Breakthrough in 'green cement' promises to help cut emissions from concrete, a major polluter

A type of cement touted as more environmentally friendly than the conventional version is a step closer to being used in home building, after a new discovery by Sydney researchers.

A carbon-neutral variation of cement had struggled to gain widespread adoption because of its poor water resistance.

The new breakthrough promises to make this greener type of cement as robust as its traditional counterpart.

Known as magnesium oxychloride cement, or MOC, this version is carbon neutral, as opposed to conventional cement which emits carbon dioxide in the chemical reaction in which it is made.

The bulk of concrete’s emissions come from this process. It’s estimated making cement and concrete is responsible for 5 to 8 per cent of emissions worldwide.

MOC is made from two byproducts from magnesium mining, magnesium oxide and magnesium chloride. The two chemicals can also be made from seawater.

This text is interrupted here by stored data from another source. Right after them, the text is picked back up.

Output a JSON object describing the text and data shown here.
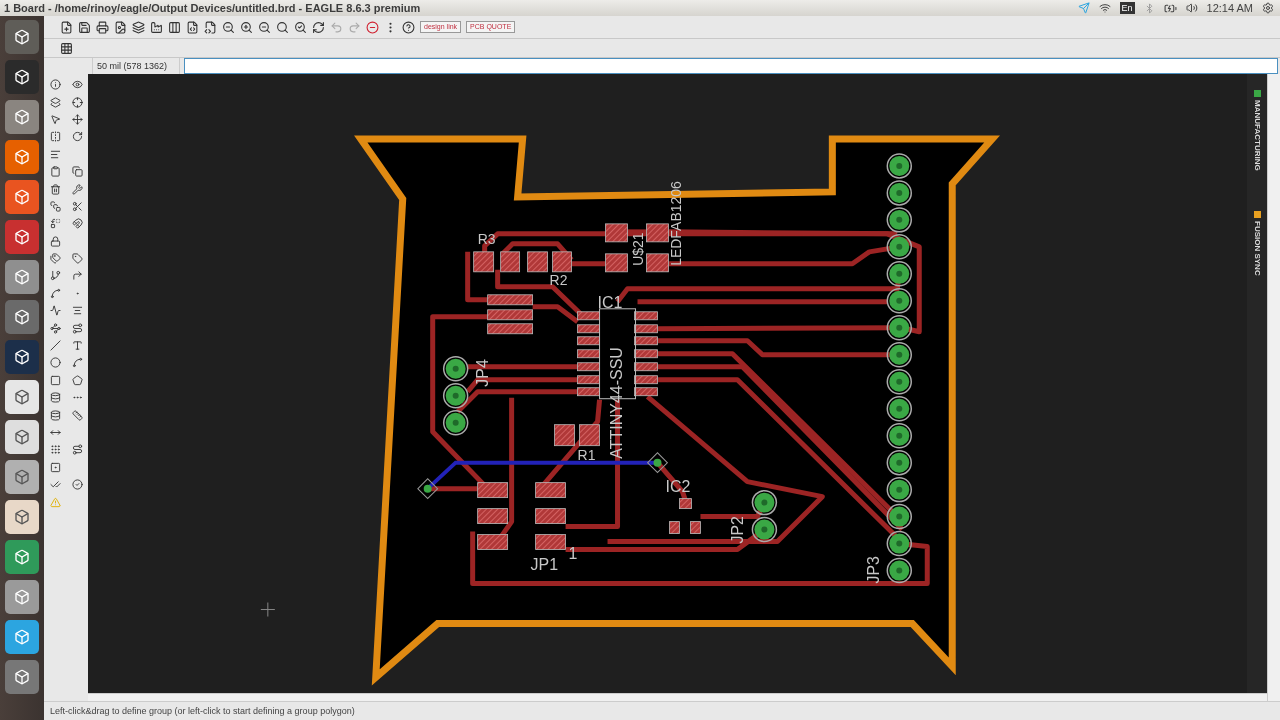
{
  "window": {
    "title": "1 Board - /home/rinoy/eagle/Output Devices/untitled.brd - EAGLE 8.6.3 premium"
  },
  "tray": {
    "keyboard": "En",
    "time": "12:14 AM"
  },
  "toolbar": {
    "badges": [
      "design link",
      "PCB QUOTE"
    ]
  },
  "command_bar": {
    "grid_status": "50 mil (578 1362)"
  },
  "side_tabs": [
    {
      "label": "MANUFACTURING",
      "color": "#3aa845"
    },
    {
      "label": "FUSION SYNC",
      "color": "#e8a020"
    }
  ],
  "board": {
    "labels": [
      {
        "text": "R3",
        "vertical": false
      },
      {
        "text": "R2",
        "vertical": false
      },
      {
        "text": "U$21",
        "vertical": true
      },
      {
        "text": "LEDFAB1206",
        "vertical": true
      },
      {
        "text": "IC1",
        "vertical": false
      },
      {
        "text": "ATTINY44-SSU",
        "vertical": true
      },
      {
        "text": "JP4",
        "vertical": true
      },
      {
        "text": "R1",
        "vertical": false
      },
      {
        "text": "IC2",
        "vertical": false
      },
      {
        "text": "JP2",
        "vertical": true
      },
      {
        "text": "1",
        "vertical": false
      },
      {
        "text": "JP1",
        "vertical": false
      },
      {
        "text": "JP3",
        "vertical": true
      }
    ]
  },
  "status_bar": "Left-click&drag to define group (or left-click to start defining a group polygon)"
}
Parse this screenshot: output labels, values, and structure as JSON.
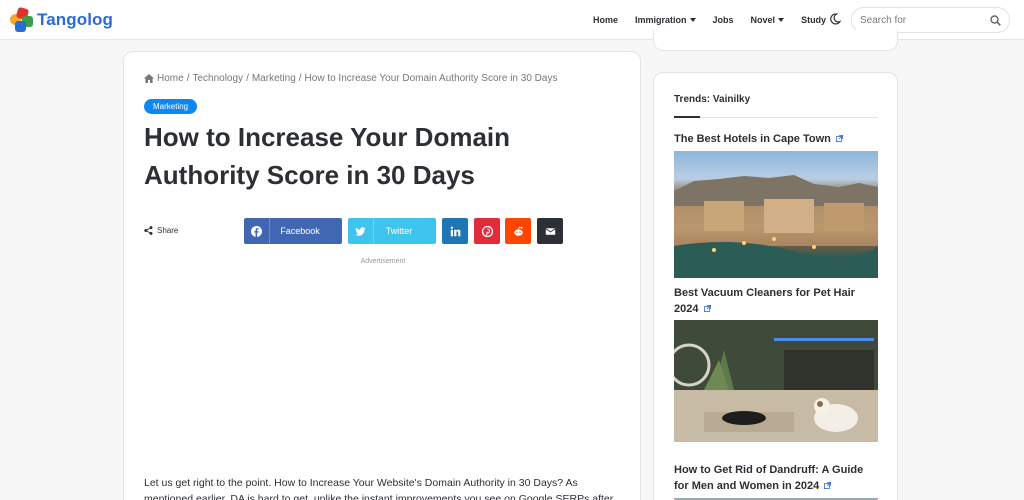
{
  "site": {
    "logo_text": "Tangolog"
  },
  "nav": {
    "items": [
      {
        "label": "Home"
      },
      {
        "label": "Immigration"
      },
      {
        "label": "Jobs"
      },
      {
        "label": "Novel"
      },
      {
        "label": "Study"
      }
    ]
  },
  "search": {
    "placeholder": "Search for"
  },
  "breadcrumb": {
    "home": "Home",
    "items": [
      "Technology",
      "Marketing",
      "How to Increase Your Domain Authority Score in 30 Days"
    ],
    "separator": "/"
  },
  "article": {
    "category": "Marketing",
    "title": "How to Increase Your Domain Authority Score in 30 Days",
    "share_label": "Share",
    "share_buttons": {
      "facebook": "Facebook",
      "twitter": "Twitter"
    },
    "ad_label": "Advertisement",
    "body": "Let us get right to the point. How to Increase Your Website's Domain Authority in 30 Days? As mentioned earlier, DA is hard to get, unlike the instant improvements you see on Google SERPs after"
  },
  "sidebar": {
    "title": "Trends: Vainilky",
    "posts": [
      {
        "title": "The Best Hotels in Cape Town"
      },
      {
        "title": "Best Vacuum Cleaners for Pet Hair 2024"
      },
      {
        "title": "How to Get Rid of Dandruff: A Guide for Men and Women in 2024"
      }
    ]
  },
  "colors": {
    "brand": "#2b6bd6",
    "category_badge": "#0d88f2",
    "facebook": "#4267b2",
    "twitter": "#3ec4ed",
    "linkedin": "#1f76b4",
    "pinterest": "#e12c3b",
    "reddit": "#ff4500",
    "email": "#2c2f34"
  }
}
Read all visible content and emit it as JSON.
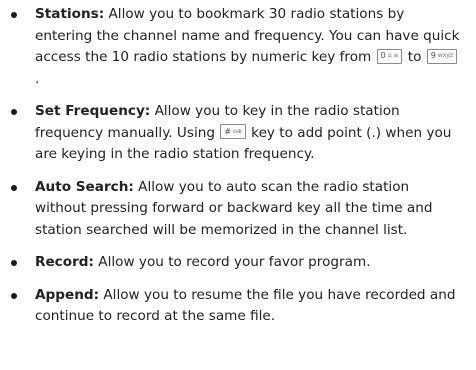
{
  "features": [
    {
      "term": "Stations:",
      "text_a": " Allow you to bookmark 30 radio stations by entering the channel name and frequency. You can have quick access the 10 radio stations by numeric key from ",
      "key1": {
        "main": "0",
        "sub": "⌂ ≡",
        "icon": "key-0-icon"
      },
      "text_b": " to ",
      "key2": {
        "main": "9",
        "sub": "wxyz",
        "icon": "key-9-icon"
      },
      "text_c": " ."
    },
    {
      "term": "Set Frequency:",
      "text_a": " Allow you to key in the radio station frequency manually. Using ",
      "key1": {
        "main": "#",
        "sub": "⌂⊕",
        "icon": "key-hash-icon"
      },
      "text_b": " key to add point (.) when you are keying in the radio station frequency."
    },
    {
      "term": "Auto Search:",
      "text_a": " Allow you to auto scan the radio station without pressing forward or backward key all the time and station searched will be memorized in the channel list."
    },
    {
      "term": "Record:",
      "text_a": " Allow you to record your favor program."
    },
    {
      "term": "Append:",
      "text_a": " Allow you to resume the file you have recorded and continue to record at the same file."
    }
  ]
}
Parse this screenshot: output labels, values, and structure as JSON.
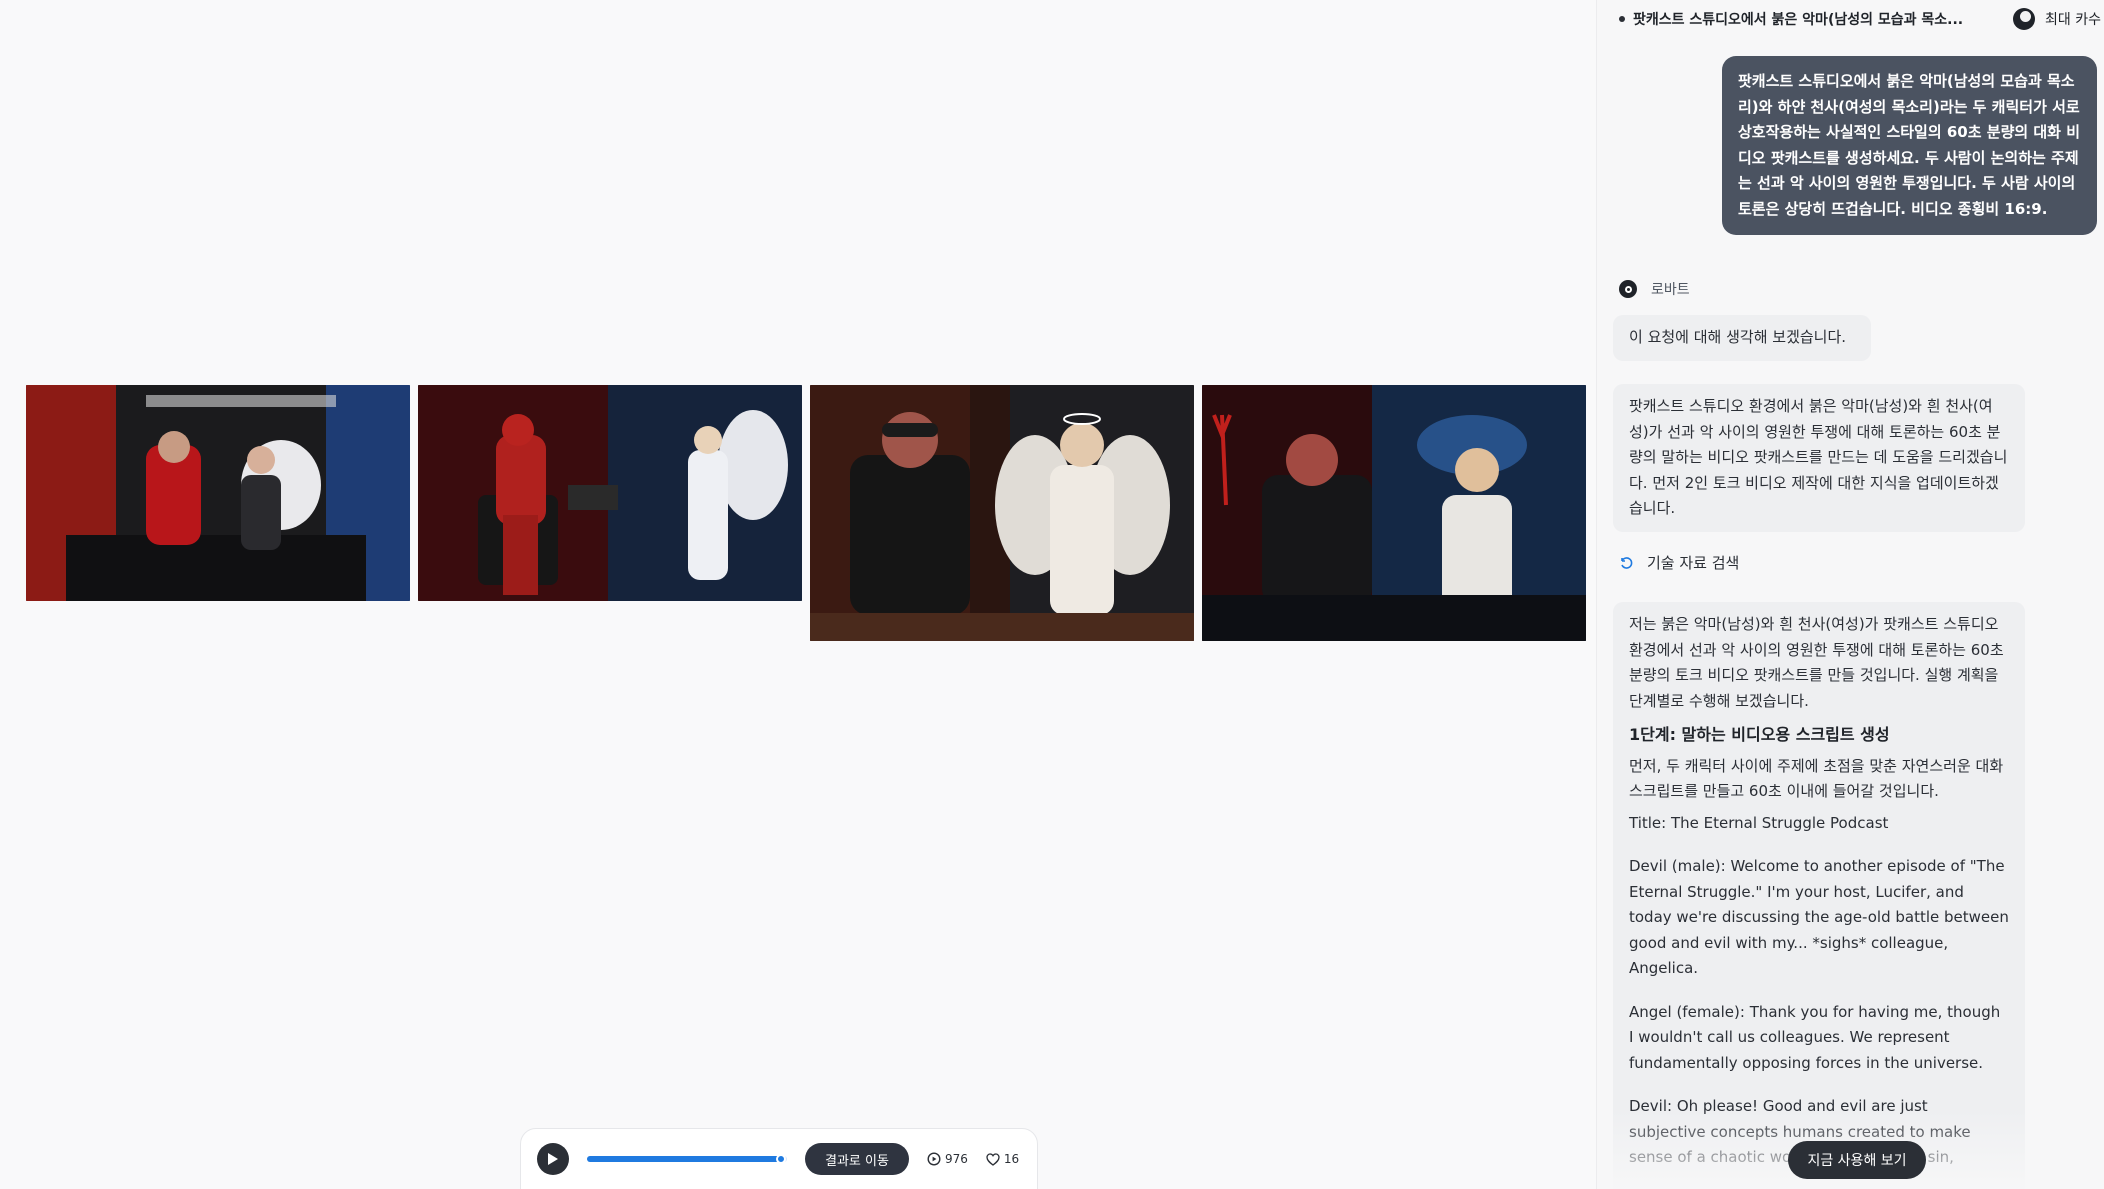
{
  "header": {
    "title": "팟캐스트 스튜디오에서 붉은 악마(남성의 모습과 목소...",
    "user_name": "최대 카수"
  },
  "gallery": {
    "images": [
      {
        "icon": "podcast-scene-image-1"
      },
      {
        "icon": "podcast-scene-image-2"
      },
      {
        "icon": "podcast-scene-image-3"
      },
      {
        "icon": "podcast-scene-image-4"
      }
    ]
  },
  "player": {
    "goto_label": "결과로 이동",
    "views": "976",
    "likes": "16",
    "progress": 0.97
  },
  "chat": {
    "user_message": "팟캐스트 스튜디오에서 붉은 악마(남성의 모습과 목소리)와 하얀 천사(여성의 목소리)라는 두 캐릭터가 서로 상호작용하는 사실적인 스타일의 60초 분량의 대화 비디오 팟캐스트를 생성하세요. 두 사람이 논의하는 주제는 선과 악 사이의 영원한 투쟁입니다. 두 사람 사이의 토론은 상당히 뜨겁습니다. 비디오 종횡비 16:9.",
    "bot_name": "로바트",
    "msg_thinking": "이 요청에 대해 생각해 보겠습니다.",
    "msg_intro": "팟캐스트 스튜디오 환경에서 붉은 악마(남성)와 흰 천사(여성)가 선과 악 사이의 영원한 투쟁에 대해 토론하는 60초 분량의 말하는 비디오 팟캐스트를 만드는 데 도움을 드리겠습니다. 먼저 2인 토크 비디오 제작에 대한 지식을 업데이트하겠습니다.",
    "search_label": "기술 자료 검색",
    "plan_text": "저는 붉은 악마(남성)와 흰 천사(여성)가 팟캐스트 스튜디오 환경에서 선과 악 사이의 영원한 투쟁에 대해 토론하는 60초 분량의 토크 비디오 팟캐스트를 만들 것입니다. 실행 계획을 단계별로 수행해 보겠습니다.",
    "step1_title": "1단계: 말하는 비디오용 스크립트 생성",
    "step1_text": "먼저, 두 캐릭터 사이에 주제에 초점을 맞춘 자연스러운 대화 스크립트를 만들고 60초 이내에 들어갈 것입니다.",
    "script_title": "Title: The Eternal Struggle Podcast",
    "line1": "Devil (male): Welcome to another episode of \"The Eternal Struggle.\" I'm your host, Lucifer, and today we're discussing the age-old battle between good and evil with my... *sighs* colleague, Angelica.",
    "line2": "Angel (female): Thank you for having me, though I wouldn't call us colleagues. We represent fundamentally opposing forces in the universe.",
    "line3": "Devil: Oh please! Good and evil are just subjective concepts humans created to make sense of a chaotic world. What you call sin,"
  },
  "cta": {
    "label": "지금 사용해 보기"
  },
  "colors": {
    "accent": "#1f7ae0",
    "dark_button": "#2f3440",
    "user_bubble": "#4b5361"
  }
}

It has so far been held back by its poor water resistance when turned into concrete, but associate professor of engineering at Western Sydney University Sarah Zhang and her team have discovered a method for improving the material.

Associate Professor Zhang said the discovery was significant.

“We think this is a breakthrough,” she said. “From the current research, no one can achieve such a high water resistance for MOC, particularly for warm water attack.”

The team added industrial byproducts fly ash and silica fume to the cement mixture, which improved its resistance in room temperature water.

To survive warm water, phosphoric acid and soluble phosphates were added.

Given a global need to cut emissions, Associate Professor Zhang said there was a large potential for uptake within construction industries. She said both Australian and international companies had approached her, interested in the material.

“Because we are aiming for more sustainability and a better environment, this material has a lot of potential to be adopted by industry, I believe,” she said.

Another factor preventing widespread uptake was its corrosive effect on steel, which meant traditional methods of reinforcing concrete using steel rebar were useless.

“We need to take some serious action to solve this big problem,” Associate Professor Zhang said.

The research has been welcomed by other experts.

University of Melbourne engineering professor Priyan Mendis said it was critical to tackle this challenge.

“Durability is a big issue with this when you use chlorides in concrete,” Professor Mendis said. “For me it’s a more critical problem for this concrete than this moisture issue.”

Professor Mendis said regulatory approval was another hurdle, which had so far held back geopolymer concrete, which uses resin instead of cement as a binding agent.

“I think the major barrier at the moment is authorities accepting this one and the construction companies putting it in their specifications,” he said. “We have to do some work to convince authorities to use these products.

“But it will be a bit harder because people are generally nervous when they see chlorides [because of the effect on steel].”